Jongin menghela nafas berat, bagaimanapun juga ialah yang paling bertanggung jawab atas keselamatan Chanyeol dalam jalan-jalan sebentar-nya yang sangat beresiko ini. Akhir-akhir ini Chanyeol memang hobi sekali keluar istana, terutama ketika malam hari dimana tak banyak orang yang dapat melihat dan mengenalinya, tetapi menyimpan bahaya yang lebih besar dibandingkan dengan berjalan di siang hari.
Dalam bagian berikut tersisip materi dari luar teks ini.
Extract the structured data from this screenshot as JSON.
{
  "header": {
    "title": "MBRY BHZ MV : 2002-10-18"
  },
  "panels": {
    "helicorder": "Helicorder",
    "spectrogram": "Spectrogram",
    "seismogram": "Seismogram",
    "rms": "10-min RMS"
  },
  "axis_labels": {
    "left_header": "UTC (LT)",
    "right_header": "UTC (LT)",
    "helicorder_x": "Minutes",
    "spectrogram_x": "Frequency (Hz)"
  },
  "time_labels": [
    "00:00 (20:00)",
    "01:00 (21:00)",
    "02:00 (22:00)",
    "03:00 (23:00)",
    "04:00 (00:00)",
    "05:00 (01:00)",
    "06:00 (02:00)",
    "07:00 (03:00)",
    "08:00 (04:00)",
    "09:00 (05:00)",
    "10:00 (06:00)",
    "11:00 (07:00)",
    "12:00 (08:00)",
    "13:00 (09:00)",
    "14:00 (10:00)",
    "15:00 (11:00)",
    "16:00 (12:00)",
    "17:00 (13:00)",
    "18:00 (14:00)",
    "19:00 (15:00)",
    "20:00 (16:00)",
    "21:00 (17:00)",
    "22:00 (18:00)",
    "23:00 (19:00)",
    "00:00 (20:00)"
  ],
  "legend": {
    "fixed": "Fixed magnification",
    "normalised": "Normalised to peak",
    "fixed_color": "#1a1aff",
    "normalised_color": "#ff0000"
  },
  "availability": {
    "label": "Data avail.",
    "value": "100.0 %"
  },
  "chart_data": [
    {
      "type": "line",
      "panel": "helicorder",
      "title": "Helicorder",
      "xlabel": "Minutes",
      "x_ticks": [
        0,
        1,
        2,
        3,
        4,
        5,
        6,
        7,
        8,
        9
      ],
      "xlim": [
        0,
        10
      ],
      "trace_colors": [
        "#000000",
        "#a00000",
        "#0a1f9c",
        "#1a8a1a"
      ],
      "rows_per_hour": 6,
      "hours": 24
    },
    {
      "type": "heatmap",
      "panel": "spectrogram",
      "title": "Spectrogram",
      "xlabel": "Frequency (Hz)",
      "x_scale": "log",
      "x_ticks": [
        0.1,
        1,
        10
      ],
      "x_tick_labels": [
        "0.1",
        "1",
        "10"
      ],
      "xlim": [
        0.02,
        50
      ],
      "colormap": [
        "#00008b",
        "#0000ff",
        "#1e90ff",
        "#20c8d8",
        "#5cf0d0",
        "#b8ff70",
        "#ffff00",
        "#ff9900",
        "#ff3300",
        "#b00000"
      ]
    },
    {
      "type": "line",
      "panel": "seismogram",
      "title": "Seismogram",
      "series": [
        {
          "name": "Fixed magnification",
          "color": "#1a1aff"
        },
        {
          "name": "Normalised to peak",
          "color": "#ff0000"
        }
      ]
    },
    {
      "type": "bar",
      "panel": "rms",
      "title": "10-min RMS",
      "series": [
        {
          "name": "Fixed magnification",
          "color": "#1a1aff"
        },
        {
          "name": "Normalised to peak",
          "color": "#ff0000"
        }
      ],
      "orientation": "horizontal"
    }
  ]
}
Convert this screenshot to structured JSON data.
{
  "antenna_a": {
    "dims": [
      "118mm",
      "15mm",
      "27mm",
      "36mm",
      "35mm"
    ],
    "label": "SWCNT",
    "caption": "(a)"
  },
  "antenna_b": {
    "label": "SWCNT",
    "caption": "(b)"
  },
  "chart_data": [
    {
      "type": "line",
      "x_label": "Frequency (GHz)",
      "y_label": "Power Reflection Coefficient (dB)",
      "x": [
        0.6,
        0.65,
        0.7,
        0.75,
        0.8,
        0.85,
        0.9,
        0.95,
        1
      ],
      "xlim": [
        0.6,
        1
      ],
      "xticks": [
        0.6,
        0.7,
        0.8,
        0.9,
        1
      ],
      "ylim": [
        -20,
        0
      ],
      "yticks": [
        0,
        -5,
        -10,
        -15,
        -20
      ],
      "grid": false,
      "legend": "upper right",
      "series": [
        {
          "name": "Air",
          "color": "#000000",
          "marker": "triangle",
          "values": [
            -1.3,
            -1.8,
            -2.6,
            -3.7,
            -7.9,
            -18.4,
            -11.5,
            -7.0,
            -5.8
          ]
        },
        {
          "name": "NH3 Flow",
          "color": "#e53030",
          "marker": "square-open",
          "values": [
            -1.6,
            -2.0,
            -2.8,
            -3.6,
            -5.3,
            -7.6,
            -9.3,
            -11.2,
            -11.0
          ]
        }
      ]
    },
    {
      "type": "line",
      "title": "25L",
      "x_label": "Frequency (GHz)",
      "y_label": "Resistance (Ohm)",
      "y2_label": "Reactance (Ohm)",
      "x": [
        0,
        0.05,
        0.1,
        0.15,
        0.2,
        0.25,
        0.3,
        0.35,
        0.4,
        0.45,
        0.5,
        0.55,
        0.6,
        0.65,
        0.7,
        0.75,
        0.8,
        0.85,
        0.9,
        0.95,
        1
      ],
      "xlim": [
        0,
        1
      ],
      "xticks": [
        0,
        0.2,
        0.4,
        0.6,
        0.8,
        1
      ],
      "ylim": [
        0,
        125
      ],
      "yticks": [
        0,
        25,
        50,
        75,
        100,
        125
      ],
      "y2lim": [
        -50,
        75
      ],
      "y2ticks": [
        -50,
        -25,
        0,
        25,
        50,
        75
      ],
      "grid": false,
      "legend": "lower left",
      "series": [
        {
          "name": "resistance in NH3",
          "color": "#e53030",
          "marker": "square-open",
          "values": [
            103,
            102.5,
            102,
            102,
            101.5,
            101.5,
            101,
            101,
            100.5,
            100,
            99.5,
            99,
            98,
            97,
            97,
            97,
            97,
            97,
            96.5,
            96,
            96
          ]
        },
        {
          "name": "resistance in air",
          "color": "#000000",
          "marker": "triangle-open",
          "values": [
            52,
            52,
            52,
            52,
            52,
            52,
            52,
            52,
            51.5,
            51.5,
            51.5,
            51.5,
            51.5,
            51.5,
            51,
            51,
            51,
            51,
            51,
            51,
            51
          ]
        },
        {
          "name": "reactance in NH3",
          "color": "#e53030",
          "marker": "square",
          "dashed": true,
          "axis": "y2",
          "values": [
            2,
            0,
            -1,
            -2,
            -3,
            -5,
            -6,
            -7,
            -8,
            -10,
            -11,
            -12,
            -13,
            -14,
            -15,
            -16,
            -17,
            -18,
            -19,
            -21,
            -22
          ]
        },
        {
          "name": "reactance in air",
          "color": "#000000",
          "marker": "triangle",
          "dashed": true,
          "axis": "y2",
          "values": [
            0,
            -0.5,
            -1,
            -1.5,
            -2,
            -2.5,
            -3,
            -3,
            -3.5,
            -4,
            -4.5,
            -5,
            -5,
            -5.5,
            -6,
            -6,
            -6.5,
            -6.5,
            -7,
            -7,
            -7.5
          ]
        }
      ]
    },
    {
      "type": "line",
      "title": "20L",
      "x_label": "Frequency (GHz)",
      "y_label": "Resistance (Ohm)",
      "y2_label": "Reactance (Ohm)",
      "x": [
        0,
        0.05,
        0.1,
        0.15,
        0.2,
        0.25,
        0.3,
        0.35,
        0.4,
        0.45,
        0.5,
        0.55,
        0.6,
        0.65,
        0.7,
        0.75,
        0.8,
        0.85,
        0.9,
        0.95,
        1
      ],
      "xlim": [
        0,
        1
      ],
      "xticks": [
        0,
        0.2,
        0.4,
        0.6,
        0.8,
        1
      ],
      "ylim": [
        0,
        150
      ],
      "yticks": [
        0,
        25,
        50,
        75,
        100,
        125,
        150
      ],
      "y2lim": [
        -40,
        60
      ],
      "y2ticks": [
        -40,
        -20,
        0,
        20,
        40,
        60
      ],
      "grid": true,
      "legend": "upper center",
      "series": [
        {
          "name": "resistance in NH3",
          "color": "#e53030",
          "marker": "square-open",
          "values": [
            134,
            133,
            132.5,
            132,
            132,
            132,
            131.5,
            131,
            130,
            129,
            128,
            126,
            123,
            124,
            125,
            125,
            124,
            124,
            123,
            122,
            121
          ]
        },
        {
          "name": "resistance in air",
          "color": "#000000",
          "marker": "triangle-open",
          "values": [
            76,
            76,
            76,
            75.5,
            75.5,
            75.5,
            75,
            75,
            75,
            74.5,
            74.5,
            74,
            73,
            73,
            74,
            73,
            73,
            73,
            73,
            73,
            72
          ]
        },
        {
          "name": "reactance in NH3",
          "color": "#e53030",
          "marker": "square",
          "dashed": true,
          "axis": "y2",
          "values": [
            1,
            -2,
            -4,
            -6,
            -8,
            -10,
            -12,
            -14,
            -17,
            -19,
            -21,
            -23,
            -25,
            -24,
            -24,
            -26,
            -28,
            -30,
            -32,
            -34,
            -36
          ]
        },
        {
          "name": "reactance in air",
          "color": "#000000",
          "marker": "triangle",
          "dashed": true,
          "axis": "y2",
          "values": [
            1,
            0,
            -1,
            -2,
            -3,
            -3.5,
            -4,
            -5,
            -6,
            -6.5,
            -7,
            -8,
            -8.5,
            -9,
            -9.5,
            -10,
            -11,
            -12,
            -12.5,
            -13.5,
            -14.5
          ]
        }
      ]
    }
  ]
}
Sebagai ungeom* yang senantiasa mengikuti Chanyeol kesana-kemari, bahkan di dalam istana sekalipun, Jongin tentu sangat mengetahui resiko itu dan mau tak mau ia harus selalu bersikap serius.

"Apakah anda bersedia memberitahu tujuan anda, Jeonha?"

"Ah, itu… yah, kau tahu, seperti biasa aku ingin mencari udara segar, tapi sejujurnya aku bingung juga... jadi yah, aku mengajakmu berputar-putar."

"Jeonha,"

Jongin tahu bahwa Chanyeol berbohong. Pria itu tak pernah mengatakan secara jelas ke mana tujuan mereka saat keluar istana, tapi yang pasti ia tak pernah melewatkan dua tempat yang sangat kontras. Dua tempat yang menjadi titik awal dan akhir kehidupan seseorang.

"Baiklah, kalau begitu kita pulang sekarang. Aku merasa kasihan pada Sang-seon, mari kita pulang supaya ia bisa beristirahat dengan tenang."

Chanyeol berbalik arah dan melenggang menuju istana. Dalam sinar bulan yang remang-remang, kabut tipis perlahan turun dan mengambang di atas rerumputan.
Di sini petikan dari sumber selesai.